Last year Stephen Smith, an American-born longtime Africa correspondent for the Paris dailies Le Monde and Libération, now a professor of African and African-American studies at Duke, published (in French) La ruée vers l’Europe, a short, sober, open-minded book about the coming mass migration out of Africa. The most important book written until then on the subject, it quickly became the talk of Paris. It has now been published in English, titled: The Scramble for Europe: Young Africa on its way to the Old Continent. At The American Conservative, Rod Dreher quotes Christopher Caldwell discussing Smith in a piece from National Review on The Coming Migration out of Sub-Saharan Africa. He writes:
Smith begins by laying out some facts. Africa is adding people at a rate never before seen on any continent. The population of sub-Saharan Africa alone, now about a billion people, will more than double to 2.2 billion people by mid-century, while that of Western Europe will fall to a doddering half billion or so. We should note that the figures Smith uses are not something he dreamed up while out on a walk — they are the official United Nations estimates, which in recent years have frequently underestimated population shifts.
The closer you look, the more disorienting is the change. In 1950 the Saharan country of Niger, with 2.6 million people, was smaller than Brooklyn. In 2050, with 68.5 million people, it will be the size of France. By that time, nearby Nigeria, with 411 million people, will be considerably larger than the United States. In 1960, Nigeria’s capital, Lagos, had only 350,000 people. It was smaller than Newark. But Lagos is now 60 times as large as it was then, with a population of 21 million, and it is projected to double again in size in the next generation, making it the largest city in the world, with a population roughly the same as Spain’s.

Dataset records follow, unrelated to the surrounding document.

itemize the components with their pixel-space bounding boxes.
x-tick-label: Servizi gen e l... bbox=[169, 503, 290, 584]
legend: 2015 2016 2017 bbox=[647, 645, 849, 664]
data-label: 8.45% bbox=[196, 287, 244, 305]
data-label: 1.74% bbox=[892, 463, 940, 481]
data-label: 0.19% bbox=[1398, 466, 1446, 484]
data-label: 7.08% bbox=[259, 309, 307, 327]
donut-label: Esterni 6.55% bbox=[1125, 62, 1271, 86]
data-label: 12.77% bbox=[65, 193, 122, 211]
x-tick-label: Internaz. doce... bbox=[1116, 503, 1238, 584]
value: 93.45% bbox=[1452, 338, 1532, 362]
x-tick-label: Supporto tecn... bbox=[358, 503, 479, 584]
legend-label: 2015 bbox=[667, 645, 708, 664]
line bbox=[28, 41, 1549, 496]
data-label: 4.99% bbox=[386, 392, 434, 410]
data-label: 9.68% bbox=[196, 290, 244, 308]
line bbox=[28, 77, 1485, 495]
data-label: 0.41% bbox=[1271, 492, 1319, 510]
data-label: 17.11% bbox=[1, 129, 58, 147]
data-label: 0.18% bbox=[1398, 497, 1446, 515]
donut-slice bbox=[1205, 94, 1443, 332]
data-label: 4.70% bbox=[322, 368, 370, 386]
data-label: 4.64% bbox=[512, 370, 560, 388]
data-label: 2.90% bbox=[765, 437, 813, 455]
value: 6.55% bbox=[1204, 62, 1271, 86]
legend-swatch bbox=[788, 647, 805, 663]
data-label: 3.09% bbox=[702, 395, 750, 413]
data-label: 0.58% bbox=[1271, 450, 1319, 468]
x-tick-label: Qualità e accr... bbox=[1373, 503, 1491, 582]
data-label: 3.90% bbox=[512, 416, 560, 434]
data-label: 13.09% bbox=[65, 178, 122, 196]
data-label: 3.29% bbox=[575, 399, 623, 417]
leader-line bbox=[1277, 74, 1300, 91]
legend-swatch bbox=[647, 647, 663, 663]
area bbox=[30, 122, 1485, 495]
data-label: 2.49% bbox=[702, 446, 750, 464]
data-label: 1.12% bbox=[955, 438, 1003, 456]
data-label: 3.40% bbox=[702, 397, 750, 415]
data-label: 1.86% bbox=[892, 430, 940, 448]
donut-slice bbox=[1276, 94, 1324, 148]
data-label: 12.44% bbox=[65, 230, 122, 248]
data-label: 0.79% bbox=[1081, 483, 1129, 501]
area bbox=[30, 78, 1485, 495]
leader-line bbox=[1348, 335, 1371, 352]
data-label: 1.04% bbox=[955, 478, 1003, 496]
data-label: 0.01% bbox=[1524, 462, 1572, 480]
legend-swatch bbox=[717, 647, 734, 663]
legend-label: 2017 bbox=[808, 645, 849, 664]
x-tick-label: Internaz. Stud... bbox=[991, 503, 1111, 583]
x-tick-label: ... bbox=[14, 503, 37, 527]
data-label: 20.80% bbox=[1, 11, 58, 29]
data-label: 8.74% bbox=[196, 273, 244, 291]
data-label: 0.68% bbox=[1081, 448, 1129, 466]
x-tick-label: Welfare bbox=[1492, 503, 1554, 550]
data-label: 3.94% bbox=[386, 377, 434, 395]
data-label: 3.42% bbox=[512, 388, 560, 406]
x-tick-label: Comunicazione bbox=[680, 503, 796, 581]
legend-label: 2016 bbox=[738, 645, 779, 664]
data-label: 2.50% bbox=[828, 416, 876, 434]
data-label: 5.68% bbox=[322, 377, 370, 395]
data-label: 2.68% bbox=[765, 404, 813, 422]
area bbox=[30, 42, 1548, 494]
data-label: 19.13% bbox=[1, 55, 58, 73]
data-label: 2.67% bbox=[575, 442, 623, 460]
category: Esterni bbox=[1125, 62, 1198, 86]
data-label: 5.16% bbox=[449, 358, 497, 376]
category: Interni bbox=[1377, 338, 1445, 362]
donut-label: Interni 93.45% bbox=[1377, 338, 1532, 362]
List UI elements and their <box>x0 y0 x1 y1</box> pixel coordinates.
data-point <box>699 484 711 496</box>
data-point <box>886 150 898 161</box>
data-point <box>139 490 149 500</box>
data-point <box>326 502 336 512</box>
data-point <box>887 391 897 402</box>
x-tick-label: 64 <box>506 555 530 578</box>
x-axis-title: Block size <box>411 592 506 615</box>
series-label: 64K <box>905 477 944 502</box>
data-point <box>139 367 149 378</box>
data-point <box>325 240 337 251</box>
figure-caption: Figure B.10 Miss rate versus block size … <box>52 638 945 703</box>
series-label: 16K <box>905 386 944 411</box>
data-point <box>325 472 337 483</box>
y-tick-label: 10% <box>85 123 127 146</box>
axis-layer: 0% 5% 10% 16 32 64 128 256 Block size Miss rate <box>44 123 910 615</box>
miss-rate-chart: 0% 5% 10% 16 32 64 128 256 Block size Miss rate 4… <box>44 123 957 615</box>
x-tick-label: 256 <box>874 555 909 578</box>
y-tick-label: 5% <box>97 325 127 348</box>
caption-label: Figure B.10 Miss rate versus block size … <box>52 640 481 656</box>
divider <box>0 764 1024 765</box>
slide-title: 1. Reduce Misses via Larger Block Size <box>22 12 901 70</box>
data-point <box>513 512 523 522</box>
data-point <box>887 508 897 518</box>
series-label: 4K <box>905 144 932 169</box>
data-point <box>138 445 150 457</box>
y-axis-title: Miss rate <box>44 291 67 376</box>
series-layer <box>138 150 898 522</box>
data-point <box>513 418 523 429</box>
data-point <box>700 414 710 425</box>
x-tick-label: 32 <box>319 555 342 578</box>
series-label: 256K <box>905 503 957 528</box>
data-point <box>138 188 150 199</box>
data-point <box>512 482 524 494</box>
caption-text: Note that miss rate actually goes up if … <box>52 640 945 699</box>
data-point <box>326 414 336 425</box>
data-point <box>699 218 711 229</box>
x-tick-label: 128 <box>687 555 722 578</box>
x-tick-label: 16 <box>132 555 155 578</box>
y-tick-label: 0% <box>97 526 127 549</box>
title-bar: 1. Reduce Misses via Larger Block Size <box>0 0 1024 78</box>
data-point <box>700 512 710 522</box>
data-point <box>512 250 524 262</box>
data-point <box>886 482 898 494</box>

Dreher goes on to quote a 2013 interview with Jean Raspail, author of “the dystopian anti-migrant novel The Camp of Saints.” Raspail, writes Dreher, says there are only two solutions:
- Either we try to live with it and France – its culture, its civilization – will disappear even without a funeral.
- At the point where we are, the steps we should take are necessarily very coercive. I do not believe and I do not see anyone who has the courage to take them.